Wright indeed challenges how “others” are reading the relevant texts on these important matters–and Wright thinks they matter a lot. Please give Wright a chance to make his case! That’s been Wright’s plea for years. People warn others about Wright not having read him themselves. And when they read Wright, they read him through their own lenses, the very lenses are being disputed! Wright argues–and read Alister McGrath on this too–that there’s been a “doctrine of justification” that has developed over time and that this doctrine has come to replace the biblical concept of justification. McGrath noticed this. Wright says, Yes–now lets go back and see how Paul uses these words and concepts and be careful not to read back into his concepts doctrines that the church has developed over the centuries. Fair enough.
Then let’s look at Wright’s case and see if what he says is true. Just a plea for a Berean mindset; that’s all. I would definitely give this book to anyone who wants to enter into reading Wright for the first time. It’s a great read. They will get a much larger picture of God and his workings in the world through Jesus Christ. They will find themselves learning to read the Bible from within the biblical narrative itself. Wright is first and foremost and exegete and a refreshing guide to what all of the Scriptures say. I once heard Wright say this very helpful thing at a conference on preaching from Romans: When you’re done doing your exegesis of Romans and then look around you and see bits and pieces of the letter on the floor, then something has gone wrong with your exegesis. Give Wright a chance. Read him with a humble mind (that is, “I could be wrong, my denomination could be wrong on this or that passage.”). Yes, read him with a critical mind too–don’t believe it because Wright said! But neither think Wright is wrong because your favorite theologians/pastors say so. I’ve read too many of their criticisms and realized that they much of their analyses is question-begging: they read Wright through their own lenses, which lenses Wright argues have the wrong prescription. So, please read Wright humbly as well as critically. But engage Wright himself and not simply through the words and lenses of “others”. Actually, Piper’s book is online as a pdf; just google for it. And read Piper with the same charity–humbly and critically.

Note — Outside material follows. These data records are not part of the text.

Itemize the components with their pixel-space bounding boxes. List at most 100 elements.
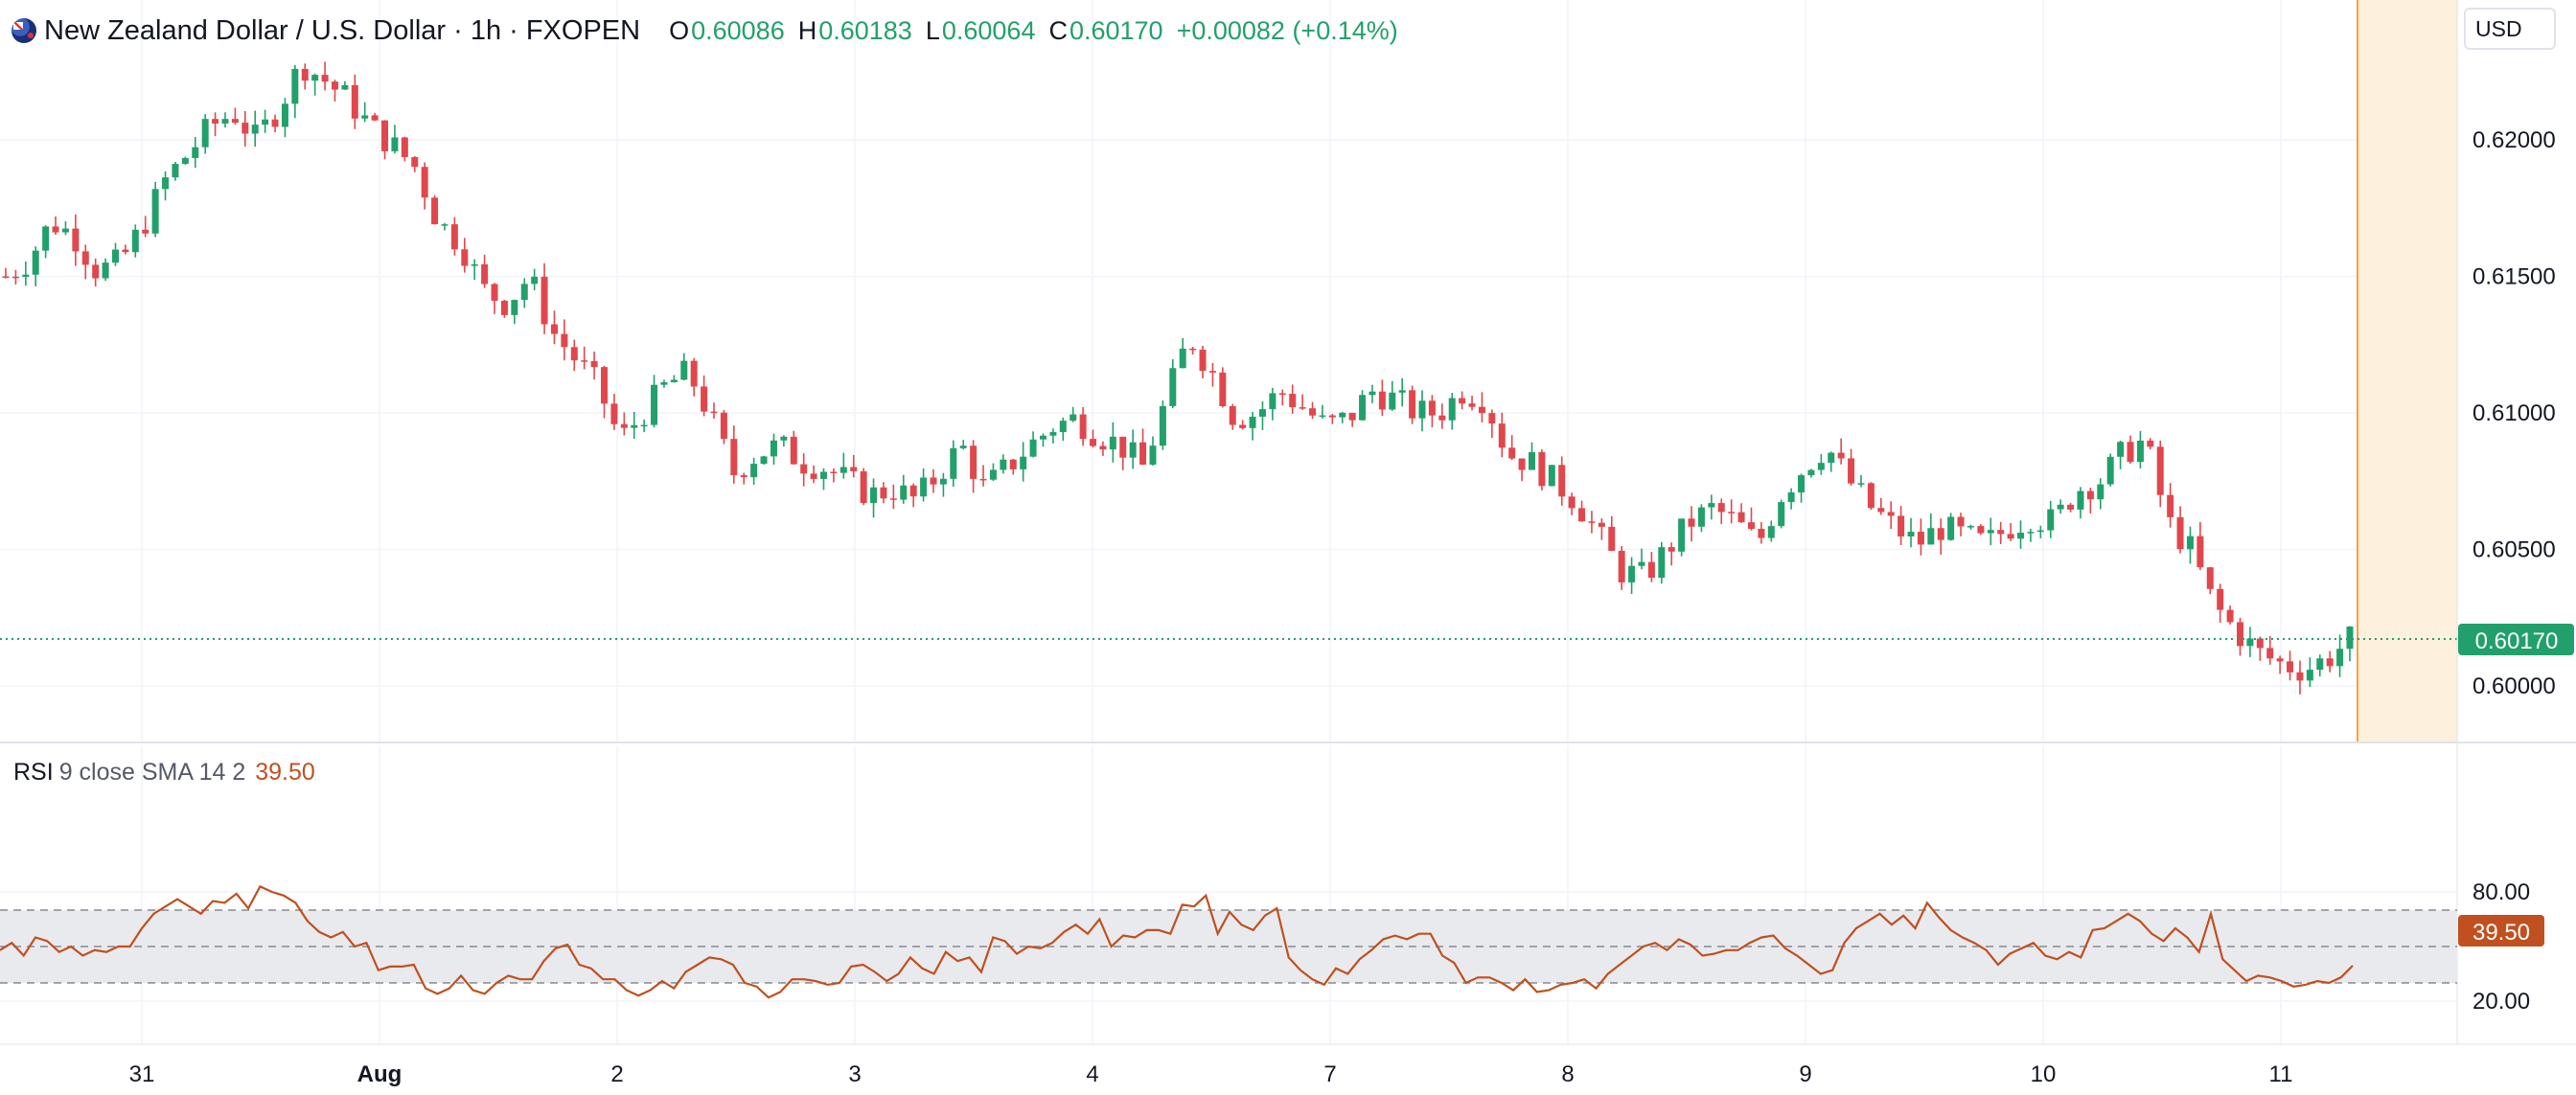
candle-body (1378, 391, 1386, 410)
candle-body (550, 324, 558, 334)
candle (2106, 453, 2114, 487)
candle-body (1837, 452, 1845, 459)
candle (2147, 438, 2154, 450)
candle-body (441, 224, 448, 226)
candle-body (2226, 609, 2234, 623)
candle (1747, 507, 1755, 531)
candle (780, 435, 788, 447)
candle-body (461, 249, 469, 266)
candle (1857, 474, 1865, 488)
candle-body (1877, 508, 1885, 513)
open-label: O (669, 15, 690, 45)
candle (1708, 494, 1715, 520)
candle (2176, 506, 2184, 554)
candle-body (2326, 658, 2334, 667)
candle (1398, 377, 1406, 407)
candle (1688, 506, 1695, 542)
candle (2067, 502, 2075, 513)
candle-body (2316, 658, 2324, 671)
symbol-title[interactable]: New Zealand Dollar / U.S. Dollar · 1h · … (44, 14, 641, 46)
candle-body (2176, 516, 2184, 550)
candle (1478, 392, 1485, 422)
candle-body (1887, 512, 1895, 516)
candle-body (819, 471, 827, 479)
candle-body (251, 125, 259, 134)
last-price-tag: 0.60170 (2458, 624, 2574, 655)
candle-body (1867, 483, 1874, 509)
candle-body (1249, 416, 1256, 428)
candle (710, 402, 718, 419)
rsi-name[interactable]: RSI (13, 759, 54, 786)
candle (1638, 548, 1645, 570)
candle (850, 454, 858, 478)
candle-body (920, 477, 928, 497)
candle (500, 299, 508, 318)
candle-body (1966, 526, 1974, 528)
candle (181, 156, 189, 165)
candle (2036, 525, 2044, 538)
candle-body (1109, 436, 1116, 450)
candle-body (1678, 518, 1686, 552)
candle (391, 125, 399, 154)
candle (1529, 442, 1536, 470)
price-tick-label: 0.60500 (2472, 537, 2556, 563)
candle-body (2027, 532, 2035, 534)
candle (1887, 501, 1895, 530)
time-axis-label: 4 (1086, 1061, 1098, 1087)
candle (2226, 605, 2234, 625)
candle-body (311, 75, 319, 81)
candle (2077, 487, 2084, 519)
candle-body (531, 276, 539, 285)
candle (291, 64, 299, 119)
price-axis-ticks: 0.62000 0.61500 0.61000 0.60500 0.60000 (2472, 127, 2556, 699)
candle-body (361, 115, 369, 119)
last-price-value: 0.60170 (2475, 628, 2559, 654)
candle-body (301, 68, 309, 81)
candle-body (2, 276, 10, 278)
time-axis-label: Aug (357, 1061, 402, 1087)
candle (2027, 528, 2035, 542)
candle-body (1578, 508, 1586, 522)
candle-body (2196, 536, 2204, 568)
candle (231, 107, 239, 125)
candle-body (1149, 445, 1157, 466)
candle-body (1737, 512, 1745, 523)
candle-body (2346, 627, 2354, 650)
candle (979, 465, 987, 487)
candle (1977, 523, 1985, 536)
candle-body (1957, 516, 1965, 527)
candle (1159, 400, 1166, 450)
candle (651, 375, 658, 428)
candle (830, 468, 838, 483)
time-axis-label: 11 (2269, 1061, 2293, 1087)
candle (620, 412, 628, 436)
candle-body (870, 487, 878, 504)
candle (1966, 524, 1974, 530)
candles[interactable] (2, 61, 2354, 695)
candle (581, 346, 588, 370)
candle-body (281, 103, 288, 127)
candle-body (1817, 463, 1825, 470)
candle-body (1828, 452, 1835, 464)
candle (1039, 433, 1046, 447)
currency-button[interactable]: USD (2464, 8, 2556, 50)
candle (262, 109, 269, 133)
candle-body (81, 251, 89, 265)
candle (2306, 657, 2313, 687)
candle (491, 283, 498, 314)
candle-body (1668, 547, 1675, 552)
rsi-levels (0, 909, 2457, 984)
candle (1468, 396, 1476, 411)
candle-body (790, 436, 797, 465)
candle (1817, 453, 1825, 475)
candle-body (321, 75, 329, 82)
candle (989, 463, 997, 482)
candle (2346, 626, 2354, 662)
candle (2287, 650, 2294, 681)
candle-body (1937, 528, 1944, 540)
candle-body (1129, 442, 1137, 458)
candle (930, 468, 937, 493)
candle-body (1608, 526, 1616, 552)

I’m a fan of both Piper and Wright, and I’m becoming more and more interested in this dispute between two pastor-scholars with whom I usually agree. (BTW, it was Tom who contributed the Wright quote above – I’ll start distinguishing between mine and Tom’s items on the Week in Review posts.)
David, thanks for reminding me about Piper’s online book library. Here is the link:
http://www.desiringgod.org/ResourceLibrary/OnlineBooks/ByTitle/
I’ve just downloaded Piper’s Future of Justification (the book which started this dialogue) and will soon order Wright’s Justification. This is not a doctrine I’ve thought much about, so I look forward to becoming better educated.